IEEE/ACM Trans Comput Biol Bioinform. 2021 Sep-Oct;18(5):1699-1709. doi: 10.1109/TCBB.2020.3024228. Epub 2021 Oct 7.
Electroencephalogram (EEG) is a non-invasive collection method for brain signals. It has broad prospects in brain-computer interface (BCI) applications. Recent advances have shown the effectiveness of the widely used convolutional neural network (CNN) in EEG decoding. However, some studies reveal that a slight disturbance to the inputs, e.g., data translation, can change CNN's outputs. Such instability is dangerous for EEG-based BCI applications because signals in practice are different from training data. In this study, we propose a multi-scale activity transition network (MSATNet) to alleviate the influence of the translation problem in convolution-based models. MSATNet provides an activity state pyramid consisting of multi-scale recurrent neural networks to capture the relationship between brain activities, which is a translation-invariant feature. In the experiment, Kullback-Leibler divergence is applied to measure the degree of translation. The comprehensive results demonstrate that our method surpasses the AUC of 0.0080, 0.0254, 0.0393 in 1, 5, and 10 KL divergence compared to competitors with various convolution structures.

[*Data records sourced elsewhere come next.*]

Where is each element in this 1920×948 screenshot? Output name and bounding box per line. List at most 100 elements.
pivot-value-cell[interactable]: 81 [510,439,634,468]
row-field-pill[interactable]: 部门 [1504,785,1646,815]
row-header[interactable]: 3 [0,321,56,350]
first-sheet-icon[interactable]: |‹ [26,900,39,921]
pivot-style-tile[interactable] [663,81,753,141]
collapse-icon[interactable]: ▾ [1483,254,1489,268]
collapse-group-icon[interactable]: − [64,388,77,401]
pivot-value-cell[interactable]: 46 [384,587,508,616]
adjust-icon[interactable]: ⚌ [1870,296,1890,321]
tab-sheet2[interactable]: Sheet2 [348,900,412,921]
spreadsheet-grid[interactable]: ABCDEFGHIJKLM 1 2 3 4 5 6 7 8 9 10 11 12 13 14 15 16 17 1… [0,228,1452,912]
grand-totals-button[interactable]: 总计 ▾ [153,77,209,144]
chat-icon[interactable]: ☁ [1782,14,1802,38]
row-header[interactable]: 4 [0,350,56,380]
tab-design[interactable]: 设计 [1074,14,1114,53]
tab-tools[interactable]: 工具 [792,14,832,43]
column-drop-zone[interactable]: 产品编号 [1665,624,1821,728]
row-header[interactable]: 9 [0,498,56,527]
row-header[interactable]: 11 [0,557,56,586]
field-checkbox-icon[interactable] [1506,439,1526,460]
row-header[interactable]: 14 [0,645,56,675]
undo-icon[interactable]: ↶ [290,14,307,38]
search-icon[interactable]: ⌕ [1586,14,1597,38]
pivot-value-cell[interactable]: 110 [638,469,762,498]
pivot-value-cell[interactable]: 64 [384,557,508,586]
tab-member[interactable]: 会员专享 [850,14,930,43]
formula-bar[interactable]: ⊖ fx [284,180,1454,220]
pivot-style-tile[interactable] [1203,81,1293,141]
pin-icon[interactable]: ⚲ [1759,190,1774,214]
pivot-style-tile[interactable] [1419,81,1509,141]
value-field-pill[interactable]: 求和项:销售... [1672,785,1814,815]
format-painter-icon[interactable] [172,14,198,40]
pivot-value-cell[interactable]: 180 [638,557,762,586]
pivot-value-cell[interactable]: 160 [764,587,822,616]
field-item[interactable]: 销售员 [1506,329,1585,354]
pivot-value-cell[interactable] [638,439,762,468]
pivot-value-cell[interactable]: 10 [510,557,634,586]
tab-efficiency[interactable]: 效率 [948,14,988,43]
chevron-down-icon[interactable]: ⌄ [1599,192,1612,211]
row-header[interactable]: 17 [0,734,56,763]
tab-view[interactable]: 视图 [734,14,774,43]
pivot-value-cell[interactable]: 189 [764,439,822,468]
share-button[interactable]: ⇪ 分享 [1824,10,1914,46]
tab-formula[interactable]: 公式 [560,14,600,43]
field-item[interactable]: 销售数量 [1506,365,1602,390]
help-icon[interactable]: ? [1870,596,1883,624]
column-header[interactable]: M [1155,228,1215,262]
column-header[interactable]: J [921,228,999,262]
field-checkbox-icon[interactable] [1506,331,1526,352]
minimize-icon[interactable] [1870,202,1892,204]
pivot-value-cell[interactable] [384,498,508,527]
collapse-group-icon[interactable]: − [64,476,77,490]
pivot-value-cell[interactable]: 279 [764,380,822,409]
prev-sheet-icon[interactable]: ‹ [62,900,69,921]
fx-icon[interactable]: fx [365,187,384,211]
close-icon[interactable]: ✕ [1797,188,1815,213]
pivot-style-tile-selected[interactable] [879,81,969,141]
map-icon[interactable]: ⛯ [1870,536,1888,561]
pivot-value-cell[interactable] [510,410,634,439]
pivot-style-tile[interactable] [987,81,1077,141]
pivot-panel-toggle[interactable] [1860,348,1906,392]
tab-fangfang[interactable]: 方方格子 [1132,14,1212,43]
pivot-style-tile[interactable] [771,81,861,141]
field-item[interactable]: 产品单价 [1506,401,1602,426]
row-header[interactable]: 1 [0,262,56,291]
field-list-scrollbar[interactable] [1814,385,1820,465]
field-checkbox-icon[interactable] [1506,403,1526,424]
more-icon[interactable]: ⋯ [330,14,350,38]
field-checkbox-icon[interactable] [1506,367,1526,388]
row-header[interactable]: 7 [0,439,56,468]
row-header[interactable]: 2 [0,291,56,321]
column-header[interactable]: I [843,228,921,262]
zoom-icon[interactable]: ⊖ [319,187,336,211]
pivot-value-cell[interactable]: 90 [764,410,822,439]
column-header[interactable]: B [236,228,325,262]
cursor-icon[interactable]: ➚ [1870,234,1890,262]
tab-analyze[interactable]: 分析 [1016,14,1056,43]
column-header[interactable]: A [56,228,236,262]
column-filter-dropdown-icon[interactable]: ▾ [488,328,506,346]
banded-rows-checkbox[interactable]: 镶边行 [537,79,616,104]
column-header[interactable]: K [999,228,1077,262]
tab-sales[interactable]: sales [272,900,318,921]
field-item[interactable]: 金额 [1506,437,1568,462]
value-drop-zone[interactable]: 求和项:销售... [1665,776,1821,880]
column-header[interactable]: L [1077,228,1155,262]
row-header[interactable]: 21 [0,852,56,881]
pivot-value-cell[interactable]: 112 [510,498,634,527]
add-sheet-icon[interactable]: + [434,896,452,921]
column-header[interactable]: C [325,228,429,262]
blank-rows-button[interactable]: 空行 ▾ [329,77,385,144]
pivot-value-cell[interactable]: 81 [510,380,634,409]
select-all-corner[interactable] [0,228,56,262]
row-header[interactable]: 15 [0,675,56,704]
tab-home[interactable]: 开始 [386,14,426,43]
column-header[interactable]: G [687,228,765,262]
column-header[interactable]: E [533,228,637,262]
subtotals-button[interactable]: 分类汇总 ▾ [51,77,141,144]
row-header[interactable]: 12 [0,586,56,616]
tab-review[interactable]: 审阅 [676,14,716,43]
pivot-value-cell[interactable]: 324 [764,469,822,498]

脑电图(EEG)是一种用于采集脑信号的非侵入式方法。它在脑机接口(BCI)应用中具有广阔的前景。最近的研究表明,广泛使用的卷积神经网络(CNN)在 EEG 解码中是有效的。然而,一些研究表明,输入的微小干扰,例如数据转换,会改变 CNN 的输出。这种不稳定性对于基于 EEG 的 BCI 应用来说是危险的,因为实际信号与训练数据不同。在这项研究中,我们提出了一种多尺度活动转换网络(MSATNet),以减轻卷积模型中翻译问题的影响。MSATNet 提供了一个由多尺度递归神经网络组成的活动状态金字塔,以捕获大脑活动之间的关系,这是一种平移不变的特征。在实验中,我们应用了 Kullback-Leibler 散度来衡量翻译的程度。综合结果表明,与具有各种卷积结构的竞争对手相比,我们的方法在 1、5 和 10 KL 散度下的 AUC 分别超过了 0.0080、0.0254 和 0.0393。